Many agencies only have a portion of vehicles outfitted with APC devices, so the total number of riders is not an observable "known", but the sample mean is.

jkkeck commented 6 years ago

With larger samples, I prefer percentiles over standard deviation as a way to measure variability. Percentiles represent actual recorded loads. The 80th percentile load in particular is a useful metric for outreach as it represents the single most crowded IB or OB trip a passenger may encounter during a five-day commute week. 90th and 10th percentiles can reveal service, operations or line management issues. When trips are aggregated for analysis purposes, it is also critically important to know how many samples have been collected for each trip. Because not every bus on our fleet has APC equipment, after a new schedule has been implemented, it sometimes takes a month to capture the three trip-samples for each scheduled weekday trip.

e-lo commented 6 years ago

@jkkeck - a standard deviation for the sample would give you the ability to estimate any percentile for the population as long as you can make an assumption about the distribution. Every agency likely has a different standard that they use to evaluate so it would be difficult to select one.

carletop commented 6 years ago

@e-lo @jkkeck Thankyou both for the information and perspective. If you would like to make your support for the proposed change official, please submit a "+1" vote in a new post to this thread, following the official change process in CHANGES.md. @sdrewc It sounds like the change you have suggested has some support and could possibly meet the three +1 vote threshold needed for adoption. However, the two outstanding -1 votes in the thread above would prevent the adoption of the change. I invite you to address the comments of the -1 votes above to possibly remove these holdups. Also, if anyone would like a more in-depth discussion about this issue (or any other GTFS-ride change ideas), I recommend moving the conversation over to the GTFS-ride Changes Google Group. @sdrewc A new thread for this issue at that site would enable @hooversy to change his vote and support the change. We in the project team appreciate your involvement and feedback supporting the standard.

e-lo commented 6 years ago

One issue we've had is that we can't compute avg loads without a combination of knowing the # of trips that were actually run and the ridership. The board_alight provides for detail on how many runs were actually made, but it doesn't seem like there is a good way to do this at the summary-level.

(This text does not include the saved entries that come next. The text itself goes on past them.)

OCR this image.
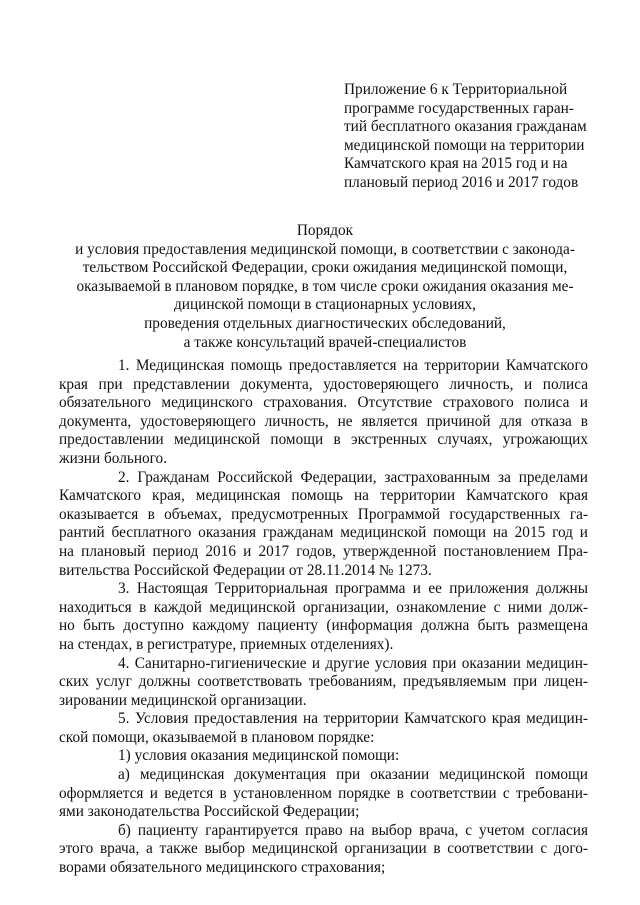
Приложение 6 к Территориальной
программе государственных гаран-
тий бесплатного оказания гражданам
медицинской помощи на территории
Камчатского края на 2015 год и на
плановый период 2016 и 2017 годов
Порядок
и условия предоставления медицинской помощи, в соответствии с законода-
тельством Российской Федерации, сроки ожидания медицинской помощи,
оказываемой в плановом порядке, в том числе сроки ожидания оказания ме-
дицинской помощи в стационарных условиях,
проведения отдельных диагностических обследований,
а также консультаций врачей-специалистов
1. Медицинская помощь предоставляется на территории Камчатского
края при представлении документа, удостоверяющего личность, и полиса
обязательного медицинского страхования. Отсутствие страхового полиса и
документа, удостоверяющего личность, не является причиной для отказа в
предоставлении медицинской помощи в экстренных случаях, угрожающих
жизни больного.
2. Гражданам Российской Федерации, застрахованным за пределами
Камчатского края, медицинская помощь на территории Камчатского края
оказывается в объемах, предусмотренных Программой государственных га-
рантий бесплатного оказания гражданам медицинской помощи на 2015 год и
на плановый период 2016 и 2017 годов, утвержденной постановлением Пра-
вительства Российской Федерации от 28.11.2014 № 1273.
3. Настоящая Территориальная программа и ее приложения должны
находиться в каждой медицинской организации, ознакомление с ними долж-
но быть доступно каждому пациенту (информация должна быть размещена
на стендах, в регистратуре, приемных отделениях).
4. Санитарно-гигиенические и другие условия при оказании медицин-
ских услуг должны соответствовать требованиям, предъявляемым при лицен-
зировании медицинской организации.
5. Условия предоставления на территории Камчатского края медицин-
ской помощи, оказываемой в плановом порядке:
1) условия оказания медицинской помощи:
а) медицинская документация при оказании медицинской помощи
оформляется и ведется в установленном порядке в соответствии с требовани-
ями законодательства Российской Федерации;
б) пациенту гарантируется право на выбор врача, с учетом согласия
этого врача, а также выбор медицинской организации в соответствии с дого-
ворами обязательного медицинского страхования;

carletop commented 6 years ago

@e-lo If I am understanding your comment right, you are saying that in addition to adding avg. and std. dev. for boardings and alightings as @sdrewc has suggested in this still active pull request, there would also be benefit from adding avg. and std. dev. of loads, and to accompany each of these items an additional field for the sample size all within ridership.txt. Am I understanding this correctly? If this is the case, it sounds like support for @sdrewc's suggested change, but also a new issue or change request. I would suggest either opening a new issue on this GTFS-ride repo for further discussion and to prompt the project team to take the first stab at developing a solution or submitting a new pull request with the suggested changes implemented. This is great feedback. Please keep it coming.

carletop commented 5 years ago

The name and location of the official Google group where pull requests are required to be announced (per CHANGES.md) has changed. The new group is GTFS-ride. @sdrewc, please post an announcement to this group if this change is still desired.